Alfonso Ussía
El horno
Después de unos días en el norte, he recuperado la insoportable vida en el horno. De Ruiloba y Comillas a Madrid y viceversa, la mitad del trayecto obliga a detenerse en el Landa de Burgos. Los que acostumbran a viajar hacia Santander por la autopista de Tordesillas, Valladolid y Palencia, descansan y se reponen en «Los Palmeros» de Frómista o Las Cuevas de Alar del Rey. Mi predilección por el Landa viene desde la infancia en los viajes a San Sebastián. Burgos, en invierno, es casi siberiano. Ahora su fisonomía ha cambiado con la presencia estática de un terrible ejército de molinos generadores de energía limpia. Muy limpia y muy fea, pero ecologista. Las cuerdas más bonitas de España, los altos páramos de la meseta, han sido colonizados por estos energúmenos insensibles y antiestéticos. Se cuenta la historia de un cercano pariente del que escribe, que recibió, inmediatamente después del término de la Guerra Civil, un sobre con cuatro plumas de gallina en su interior. El cercano pariente no había combatido en el frente y con el envío le estaban llamando cobarde. Para reponer su prestigio se alistó en la División Azul. El tren que llevaba a una de las expediciones hacia Rusia, se detuvo en Burgos en pleno mes de enero y los divisionarios obtuvieron el permiso de descender y estirar las piernas. Mi cercano pariente, inteligente e inflexible con sus debilidades, se preguntó: –Si en Burgos hace este frío, ¿cómo será el de Rusia?–. Y abandonó en Burgos a la División Azul, tomó un taxi y se perdió en el anonimato en una ciudad del sur.

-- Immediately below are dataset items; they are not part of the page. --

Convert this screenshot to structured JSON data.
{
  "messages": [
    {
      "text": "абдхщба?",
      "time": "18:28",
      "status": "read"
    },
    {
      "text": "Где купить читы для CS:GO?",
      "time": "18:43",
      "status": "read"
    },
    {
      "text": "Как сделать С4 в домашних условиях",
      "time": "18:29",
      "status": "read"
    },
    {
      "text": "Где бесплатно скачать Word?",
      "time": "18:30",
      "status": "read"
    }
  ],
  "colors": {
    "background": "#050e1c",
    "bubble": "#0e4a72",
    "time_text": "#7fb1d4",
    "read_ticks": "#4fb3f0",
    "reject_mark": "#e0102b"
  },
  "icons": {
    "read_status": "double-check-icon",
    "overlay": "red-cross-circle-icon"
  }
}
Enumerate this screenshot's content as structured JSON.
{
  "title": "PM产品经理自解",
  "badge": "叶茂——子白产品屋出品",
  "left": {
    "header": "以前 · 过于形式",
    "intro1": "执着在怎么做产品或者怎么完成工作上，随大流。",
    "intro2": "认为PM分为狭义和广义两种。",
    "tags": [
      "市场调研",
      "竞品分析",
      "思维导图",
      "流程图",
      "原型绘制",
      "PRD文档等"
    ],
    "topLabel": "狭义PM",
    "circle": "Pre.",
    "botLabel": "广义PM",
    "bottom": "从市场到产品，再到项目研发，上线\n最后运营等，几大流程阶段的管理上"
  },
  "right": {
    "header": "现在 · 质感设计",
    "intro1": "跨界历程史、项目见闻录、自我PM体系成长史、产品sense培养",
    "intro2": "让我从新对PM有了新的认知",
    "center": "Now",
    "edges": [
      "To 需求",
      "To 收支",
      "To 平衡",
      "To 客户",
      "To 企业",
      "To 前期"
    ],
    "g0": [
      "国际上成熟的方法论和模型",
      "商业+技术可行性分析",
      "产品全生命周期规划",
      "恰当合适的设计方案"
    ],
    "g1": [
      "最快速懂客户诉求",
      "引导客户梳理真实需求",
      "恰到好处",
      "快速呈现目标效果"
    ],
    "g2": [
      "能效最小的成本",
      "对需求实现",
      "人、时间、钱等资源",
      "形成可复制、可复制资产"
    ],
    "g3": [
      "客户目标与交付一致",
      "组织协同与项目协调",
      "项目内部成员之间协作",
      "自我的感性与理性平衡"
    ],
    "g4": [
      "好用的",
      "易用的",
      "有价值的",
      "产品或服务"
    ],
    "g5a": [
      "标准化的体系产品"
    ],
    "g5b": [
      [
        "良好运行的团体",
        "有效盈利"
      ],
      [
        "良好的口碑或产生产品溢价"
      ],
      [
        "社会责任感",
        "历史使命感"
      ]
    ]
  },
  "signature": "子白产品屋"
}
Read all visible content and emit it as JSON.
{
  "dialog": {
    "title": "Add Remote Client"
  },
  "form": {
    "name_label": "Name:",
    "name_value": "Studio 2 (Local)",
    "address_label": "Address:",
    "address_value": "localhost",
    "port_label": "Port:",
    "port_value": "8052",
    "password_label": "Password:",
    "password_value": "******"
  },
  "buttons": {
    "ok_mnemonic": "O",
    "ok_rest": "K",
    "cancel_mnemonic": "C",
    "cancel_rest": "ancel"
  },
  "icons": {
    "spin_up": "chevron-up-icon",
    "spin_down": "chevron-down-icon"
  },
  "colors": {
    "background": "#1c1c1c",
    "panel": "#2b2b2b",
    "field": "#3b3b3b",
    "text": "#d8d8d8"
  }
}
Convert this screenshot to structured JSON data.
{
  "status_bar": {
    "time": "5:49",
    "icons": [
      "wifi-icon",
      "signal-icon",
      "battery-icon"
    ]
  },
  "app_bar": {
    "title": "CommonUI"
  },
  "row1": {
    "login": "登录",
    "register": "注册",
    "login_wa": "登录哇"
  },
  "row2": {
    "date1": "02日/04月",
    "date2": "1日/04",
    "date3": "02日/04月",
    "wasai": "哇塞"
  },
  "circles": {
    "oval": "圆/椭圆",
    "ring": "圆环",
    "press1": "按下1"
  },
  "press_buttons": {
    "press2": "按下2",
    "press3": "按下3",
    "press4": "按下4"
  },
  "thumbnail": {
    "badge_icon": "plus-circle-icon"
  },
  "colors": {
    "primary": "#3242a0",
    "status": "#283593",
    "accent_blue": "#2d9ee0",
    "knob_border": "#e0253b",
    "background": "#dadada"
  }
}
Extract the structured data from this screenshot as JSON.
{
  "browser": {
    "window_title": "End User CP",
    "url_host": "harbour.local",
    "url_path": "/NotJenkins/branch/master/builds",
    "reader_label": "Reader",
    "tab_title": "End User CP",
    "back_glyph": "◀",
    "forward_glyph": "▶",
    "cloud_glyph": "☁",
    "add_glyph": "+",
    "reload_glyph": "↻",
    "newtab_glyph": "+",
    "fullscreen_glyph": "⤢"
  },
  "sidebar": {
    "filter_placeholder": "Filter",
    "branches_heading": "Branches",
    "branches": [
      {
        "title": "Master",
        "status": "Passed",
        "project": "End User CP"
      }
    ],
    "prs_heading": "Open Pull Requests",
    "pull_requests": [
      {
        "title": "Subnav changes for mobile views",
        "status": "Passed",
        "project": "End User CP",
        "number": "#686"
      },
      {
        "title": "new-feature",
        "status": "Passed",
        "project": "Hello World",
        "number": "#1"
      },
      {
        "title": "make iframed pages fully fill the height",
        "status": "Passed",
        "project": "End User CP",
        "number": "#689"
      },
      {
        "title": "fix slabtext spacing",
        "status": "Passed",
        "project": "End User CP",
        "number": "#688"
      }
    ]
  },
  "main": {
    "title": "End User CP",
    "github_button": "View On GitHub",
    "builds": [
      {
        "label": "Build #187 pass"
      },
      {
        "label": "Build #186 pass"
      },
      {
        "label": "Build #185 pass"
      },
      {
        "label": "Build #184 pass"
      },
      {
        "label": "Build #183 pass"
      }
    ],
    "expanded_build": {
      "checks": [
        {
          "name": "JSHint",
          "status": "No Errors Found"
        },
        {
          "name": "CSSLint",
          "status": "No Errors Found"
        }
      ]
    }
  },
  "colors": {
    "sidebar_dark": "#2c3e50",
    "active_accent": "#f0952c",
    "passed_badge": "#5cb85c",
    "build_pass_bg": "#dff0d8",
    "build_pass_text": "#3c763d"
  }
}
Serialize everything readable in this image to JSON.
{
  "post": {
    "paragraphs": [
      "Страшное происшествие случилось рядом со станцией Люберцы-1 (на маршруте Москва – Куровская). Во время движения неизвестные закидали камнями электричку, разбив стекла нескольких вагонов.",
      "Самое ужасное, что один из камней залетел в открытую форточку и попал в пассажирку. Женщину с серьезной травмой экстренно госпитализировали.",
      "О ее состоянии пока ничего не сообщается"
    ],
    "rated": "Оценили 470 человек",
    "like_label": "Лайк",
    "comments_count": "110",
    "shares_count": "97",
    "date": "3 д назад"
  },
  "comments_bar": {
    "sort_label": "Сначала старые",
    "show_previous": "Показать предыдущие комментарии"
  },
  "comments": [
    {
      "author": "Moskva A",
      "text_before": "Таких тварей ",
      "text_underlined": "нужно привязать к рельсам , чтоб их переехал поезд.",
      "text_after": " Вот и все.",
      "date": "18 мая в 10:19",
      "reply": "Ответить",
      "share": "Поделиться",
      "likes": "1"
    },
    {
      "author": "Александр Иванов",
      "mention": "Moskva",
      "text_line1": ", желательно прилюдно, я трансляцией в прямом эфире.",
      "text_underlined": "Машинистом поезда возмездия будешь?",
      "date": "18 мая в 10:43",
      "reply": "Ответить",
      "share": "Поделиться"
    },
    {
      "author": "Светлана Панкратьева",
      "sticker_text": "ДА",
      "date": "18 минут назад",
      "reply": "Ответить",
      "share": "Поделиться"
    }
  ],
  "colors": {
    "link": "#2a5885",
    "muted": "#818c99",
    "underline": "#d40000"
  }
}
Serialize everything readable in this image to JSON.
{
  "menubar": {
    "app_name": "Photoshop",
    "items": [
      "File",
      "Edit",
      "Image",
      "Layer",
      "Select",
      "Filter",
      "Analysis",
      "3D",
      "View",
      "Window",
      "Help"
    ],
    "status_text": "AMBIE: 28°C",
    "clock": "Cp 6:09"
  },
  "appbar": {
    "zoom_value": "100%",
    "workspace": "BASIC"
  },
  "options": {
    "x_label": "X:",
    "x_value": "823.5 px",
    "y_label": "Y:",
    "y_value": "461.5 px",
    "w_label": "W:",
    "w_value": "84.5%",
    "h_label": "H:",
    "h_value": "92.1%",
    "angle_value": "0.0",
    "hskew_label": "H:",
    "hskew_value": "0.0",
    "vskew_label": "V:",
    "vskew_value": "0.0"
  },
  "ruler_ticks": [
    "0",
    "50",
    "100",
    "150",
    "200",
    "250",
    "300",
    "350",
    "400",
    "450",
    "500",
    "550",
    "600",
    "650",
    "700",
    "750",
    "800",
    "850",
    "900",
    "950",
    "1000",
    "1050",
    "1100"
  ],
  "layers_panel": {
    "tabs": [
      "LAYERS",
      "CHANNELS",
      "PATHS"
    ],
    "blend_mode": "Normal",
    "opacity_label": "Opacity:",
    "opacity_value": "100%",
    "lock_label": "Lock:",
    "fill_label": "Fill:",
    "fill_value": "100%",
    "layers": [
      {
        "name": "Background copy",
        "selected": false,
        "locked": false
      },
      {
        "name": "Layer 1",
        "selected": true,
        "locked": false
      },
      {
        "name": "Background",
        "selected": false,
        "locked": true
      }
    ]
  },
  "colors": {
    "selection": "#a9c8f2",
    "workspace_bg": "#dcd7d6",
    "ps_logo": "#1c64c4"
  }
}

Ayer, en el Landa de Burgos, la temperatura era de 39 grados centígrados. Y yo me pregunté: –Si en Burgos hace este calor, ¿cómo será el de Madrid?–. Pero al contrario que mi cercano pariente, mi deber y compromisos estaban en Madrid y no deserté. Llegado a Madrid, un aire de fuego me recibió al abandonar el coche. Las hojas de los árboles, detenidas. Sus ramas, sin pájaros. La acera, de hierro candente. El horno. Me preocupa la salud de los participantes de la carrera con tacones, ya tradicional en la celebración del Orgullo Gay, que con tanto interés financia nuestro Ayuntamiento. Pero en fin, allá ellos, porque este año he decidido no tomar parte del impresionante evento deportivo. Retornaré al norte, donde se anuncian lluvias y temperaturas primaverales.
No obstante, en Madrid están las terrazas a rebosar, mientras en el interior de bares y restaurantes apenas hay clientes. La gente está loca. Renuncia a la maravilla del aire acondicionado y se abraza al horno. Veo una imagen desoladora. En un chiringuito de la playa de La Malvarrosa en Valencia, con 40 grados de temperatura, una multitud de naturales y turistas, comen paellas, que ya sé que lo correcto es escribir arroz y que la paella es el cacharro redondo, pero la costumbre en el lenguaje ha vencido sobre la corrección. Y me pregunto: –Si con este calor comen paellas, ¿qué harán cuando tengan frío?–.
El gran invento del siglo XX ha sido, sin duda, el aire acondicionado. Lo malo es que una buena parte de la humanidad no se ha enterado todavía de su existencia. En el horno de Madrid se suceden las terrazas, mientras en los interiores la temperatura recuerda a la delicia de los dioses, que ignoro a ciencia cierta de qué delicia se trataba, pero tenía que ser de prodigio alto.
Cuando escribo, el chorro de aire frío me permite finalizar este texto deslavazado que tanto me ha divertido escribir. Me aguarda una ducha de carmelita descalzo, de agua fría. A nadie ni nada odio, excepto al calor. En este horno no se puede vivir. Consuela saber que llegará el otoño.